De nouveau, des pas sur cette pierre dure et froide. Le soleil n'est pas encore levé que déjà les gens s'activent. Si je pouvais retrouver une vie sereine !

Je me lève et m'étire en bousculant quelqu'un.

- Oh, excusez-moi, dis-je avec toute la politesse qu'il me reste et un sourire encore fatigué, je ne vous avais pas vu.

L'homme me toise de son1m90 puis lâche un petit « ce n'est rien » entre les dents. Je connais la suite. Quand il continuera son chemin il vérifiera ses poches en pensant que je lui est emprunté quelque chose. Je retourne m'asseoir dans mon coin en soupirant. C'est difficile de se dire que, avant, j'aurais pu lui ressembler, que je possédais la même vie que lui... Mais qu'en est-il maintenant ?Rien. Je ne sais plus si je lui ressemble, si je leur ressemble.

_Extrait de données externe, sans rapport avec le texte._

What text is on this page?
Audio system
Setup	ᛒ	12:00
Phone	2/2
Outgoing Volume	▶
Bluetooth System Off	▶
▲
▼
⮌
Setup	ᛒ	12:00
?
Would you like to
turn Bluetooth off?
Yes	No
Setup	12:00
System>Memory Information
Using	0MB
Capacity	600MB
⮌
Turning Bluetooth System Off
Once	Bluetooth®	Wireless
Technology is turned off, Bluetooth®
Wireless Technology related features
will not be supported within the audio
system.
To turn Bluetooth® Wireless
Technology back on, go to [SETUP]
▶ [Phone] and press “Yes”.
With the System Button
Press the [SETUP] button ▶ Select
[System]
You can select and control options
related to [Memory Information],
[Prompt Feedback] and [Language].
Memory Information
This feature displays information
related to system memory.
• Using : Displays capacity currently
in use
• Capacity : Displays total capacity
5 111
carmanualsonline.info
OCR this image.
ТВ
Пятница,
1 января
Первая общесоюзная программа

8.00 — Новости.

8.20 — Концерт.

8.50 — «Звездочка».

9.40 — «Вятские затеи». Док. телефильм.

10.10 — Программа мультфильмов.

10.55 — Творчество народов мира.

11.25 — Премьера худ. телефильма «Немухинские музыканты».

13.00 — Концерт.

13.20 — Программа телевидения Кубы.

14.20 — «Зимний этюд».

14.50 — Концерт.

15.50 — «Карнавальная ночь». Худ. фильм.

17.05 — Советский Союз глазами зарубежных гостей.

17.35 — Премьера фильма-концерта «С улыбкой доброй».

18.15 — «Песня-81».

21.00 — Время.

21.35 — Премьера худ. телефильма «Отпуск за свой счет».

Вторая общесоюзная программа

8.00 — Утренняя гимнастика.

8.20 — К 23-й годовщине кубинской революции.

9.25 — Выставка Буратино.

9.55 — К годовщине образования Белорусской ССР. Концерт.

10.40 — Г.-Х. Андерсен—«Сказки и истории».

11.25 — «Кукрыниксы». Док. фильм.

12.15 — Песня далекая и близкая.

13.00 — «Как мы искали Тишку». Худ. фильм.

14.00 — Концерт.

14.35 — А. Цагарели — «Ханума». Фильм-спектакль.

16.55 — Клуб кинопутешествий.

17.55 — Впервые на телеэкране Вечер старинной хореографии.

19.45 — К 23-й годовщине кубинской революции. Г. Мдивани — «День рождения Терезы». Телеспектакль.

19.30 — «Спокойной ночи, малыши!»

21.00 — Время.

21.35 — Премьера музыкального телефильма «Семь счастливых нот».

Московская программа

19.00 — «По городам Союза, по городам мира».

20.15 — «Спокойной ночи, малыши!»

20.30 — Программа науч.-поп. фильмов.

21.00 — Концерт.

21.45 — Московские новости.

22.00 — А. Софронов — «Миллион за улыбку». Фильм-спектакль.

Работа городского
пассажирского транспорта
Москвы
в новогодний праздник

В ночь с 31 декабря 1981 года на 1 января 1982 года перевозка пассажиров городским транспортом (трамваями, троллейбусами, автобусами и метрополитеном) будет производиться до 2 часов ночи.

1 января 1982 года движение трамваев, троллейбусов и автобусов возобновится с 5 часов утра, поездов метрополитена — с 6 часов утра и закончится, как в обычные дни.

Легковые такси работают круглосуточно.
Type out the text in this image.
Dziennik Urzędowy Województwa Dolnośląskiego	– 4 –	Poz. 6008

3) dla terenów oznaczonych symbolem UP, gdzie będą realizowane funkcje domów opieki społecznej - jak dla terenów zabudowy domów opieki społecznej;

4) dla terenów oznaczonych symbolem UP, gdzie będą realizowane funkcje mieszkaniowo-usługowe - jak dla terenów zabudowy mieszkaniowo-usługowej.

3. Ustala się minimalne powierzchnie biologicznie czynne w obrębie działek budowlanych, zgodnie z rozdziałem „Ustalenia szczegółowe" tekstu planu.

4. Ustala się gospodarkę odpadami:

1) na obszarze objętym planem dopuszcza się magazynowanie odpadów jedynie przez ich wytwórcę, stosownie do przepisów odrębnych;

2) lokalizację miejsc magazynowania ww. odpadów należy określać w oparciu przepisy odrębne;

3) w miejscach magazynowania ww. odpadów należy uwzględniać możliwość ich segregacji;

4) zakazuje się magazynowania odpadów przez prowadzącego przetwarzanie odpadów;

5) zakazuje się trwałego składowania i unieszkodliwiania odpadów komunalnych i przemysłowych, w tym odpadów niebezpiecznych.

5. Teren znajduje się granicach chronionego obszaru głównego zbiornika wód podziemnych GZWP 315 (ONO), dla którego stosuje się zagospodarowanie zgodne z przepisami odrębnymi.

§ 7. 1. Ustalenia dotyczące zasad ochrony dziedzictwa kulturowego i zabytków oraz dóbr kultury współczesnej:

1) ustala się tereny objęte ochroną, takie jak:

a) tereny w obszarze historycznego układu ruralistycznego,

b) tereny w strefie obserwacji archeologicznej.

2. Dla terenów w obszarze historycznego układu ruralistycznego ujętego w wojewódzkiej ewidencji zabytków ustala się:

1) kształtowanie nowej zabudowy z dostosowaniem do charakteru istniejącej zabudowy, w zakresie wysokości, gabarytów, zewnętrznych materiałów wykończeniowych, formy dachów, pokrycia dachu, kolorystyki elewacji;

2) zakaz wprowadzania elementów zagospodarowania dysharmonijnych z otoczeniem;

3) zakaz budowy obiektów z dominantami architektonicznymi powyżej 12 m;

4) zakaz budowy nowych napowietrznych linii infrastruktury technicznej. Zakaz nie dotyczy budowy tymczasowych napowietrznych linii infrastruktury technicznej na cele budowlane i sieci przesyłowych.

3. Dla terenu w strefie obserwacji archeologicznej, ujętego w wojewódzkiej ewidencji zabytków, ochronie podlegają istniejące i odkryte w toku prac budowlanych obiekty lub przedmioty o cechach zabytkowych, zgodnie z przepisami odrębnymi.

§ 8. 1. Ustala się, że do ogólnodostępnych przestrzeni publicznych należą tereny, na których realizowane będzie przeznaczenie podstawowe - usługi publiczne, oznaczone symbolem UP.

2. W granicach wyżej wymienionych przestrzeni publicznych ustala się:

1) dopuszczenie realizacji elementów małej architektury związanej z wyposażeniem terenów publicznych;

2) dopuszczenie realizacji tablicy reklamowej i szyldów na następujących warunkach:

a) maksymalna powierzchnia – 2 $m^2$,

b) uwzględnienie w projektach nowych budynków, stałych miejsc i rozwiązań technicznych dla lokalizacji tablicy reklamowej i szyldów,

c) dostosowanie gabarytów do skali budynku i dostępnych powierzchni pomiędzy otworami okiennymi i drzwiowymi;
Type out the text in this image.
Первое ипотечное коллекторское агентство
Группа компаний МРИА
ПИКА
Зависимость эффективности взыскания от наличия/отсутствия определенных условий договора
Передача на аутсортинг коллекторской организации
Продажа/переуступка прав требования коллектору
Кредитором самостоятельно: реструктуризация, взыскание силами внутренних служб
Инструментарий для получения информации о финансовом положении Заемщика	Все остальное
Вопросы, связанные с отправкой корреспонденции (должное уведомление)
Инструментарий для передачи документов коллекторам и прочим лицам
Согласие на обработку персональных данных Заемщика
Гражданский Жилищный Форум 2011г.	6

On m'a toujours dit qu'être différent n'était pas une barrière à la vie. Pourtant ce sont ces mêmes personnes qui m'ont tourné le dos en premier. Je ne peux pas les blâmer. J'étais le premier, à l'époque, qui tournait le dos au genre de personnes comme moi.

Certains peuvent dire qu'on ne fait rien pour changer les choses, qu'on ne cherche pas de travail mais dites-nous comment faire quand on rentre dans un abri chauffé et que la clientèle s'enfuit ou n'ose pas vous regarder dans les yeux ? Ce n'est pas une vie. Mais on fait avec. À quoi ça sert de se révolter ? Personne ne nous écoute. Ce n'est plus une douleur, ce n'est qu'une habitude. La pire souffrance est peut-être le fait que les enfants nous regardent avec sympathie, ils veulent venir nous parler mais leurs parents les retiennent par leurs petit poignets. Alors ils nous regardent juste, quelques fois ils nous font un petit signe de la main avec un sourire. Eux, ils nous voient comme des êtres humains... C'est peut-être les seuls.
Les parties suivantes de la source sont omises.